Déclinée par la sociologie des sciences, l’idéologie postmoderne affirme que la science n’est qu’une « construction sociale » parmi d’autres, celle d’une « communauté » partageant les mêmes présupposés. Relativisme oblige, tout autre discours « communautaire » possède la même valeur que celui des scientifiques reconnus. La science est pourtant, comme la philosophie des Lumières, « un projet aristocratique à mille lieues des démagogies ambiantes »

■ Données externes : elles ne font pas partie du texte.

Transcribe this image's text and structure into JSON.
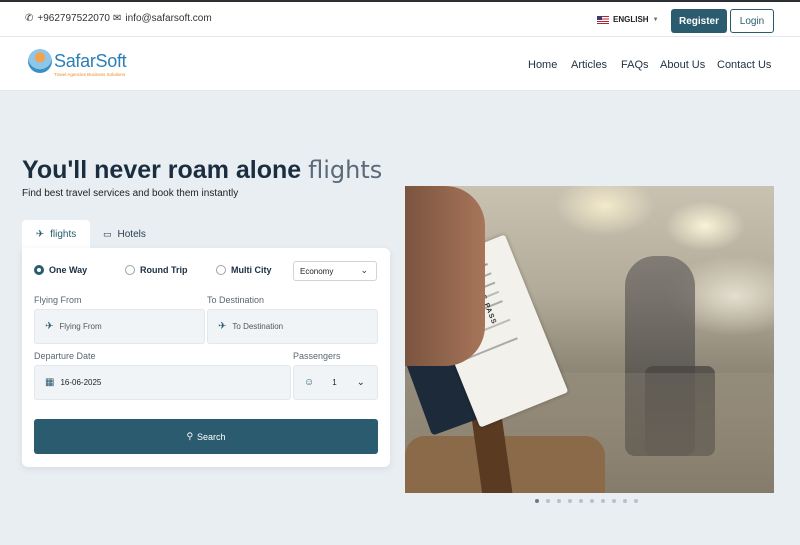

Mais aujourd’hui le fait se dissout dans l’opinion et la démarche scientifique dans la bien-pensance. Les revues de divers organismes de recherche participent de ce dévoiement de la parole scientifique en publiant à côté des explications scientifiques, des opinions basées sur la « science parallèle » des militants. Ainsi le Journal du CNRS, à la suite des fausses conclusions de l’étude - évoquée ci-dessus, exhibant des rats aux tumeurs monstrueuses - choisit de ne « pas prendre position », se contentant « d’orchestrer les différents points de vue ».

« Syndrome de Stockholm »

La vogue d’une science qui devrait devenir « citoyenne » (un de ces « mots qui tuent »), voire même accepter les « parties prenantes » (c’est-à-dire, en réalité, les activistes défendant une cause) au cœur des laboratoires s’impose comme impératif moral. Atteint d’un « Syndrome de Stockholm », l’INRA (Institut national de la recherche agronomique) lors de partenariats douteux n’hésite pas à accoler son logo à côté de ceux d’activistes qui soutiennent la destruction de ses expérimentations sur les OGM. Ses dirigeants reçoivent les « Faucheurs » dans leur bureau. L’esprit de soumission va jusqu’à inviter José Bové (qui doit sa notoriété à des actions violentes, perpétrées notamment contre des expérimentations scientifiques publiques, dont celles de l’INRA) à faire une conférence dans un cadre officiel de l’INRA, en présence de son PDG.

Désormais ballotée par les effets de mode, la recherche scientifique n’a plus droit au temps long et doit être soumise aux aléas de l’actualité et à l’influence de minorités agissantes. Il est urgent d’encourager la science à sortir du conformisme ambiant. Dans son intérêt et dans le nôtre à tous.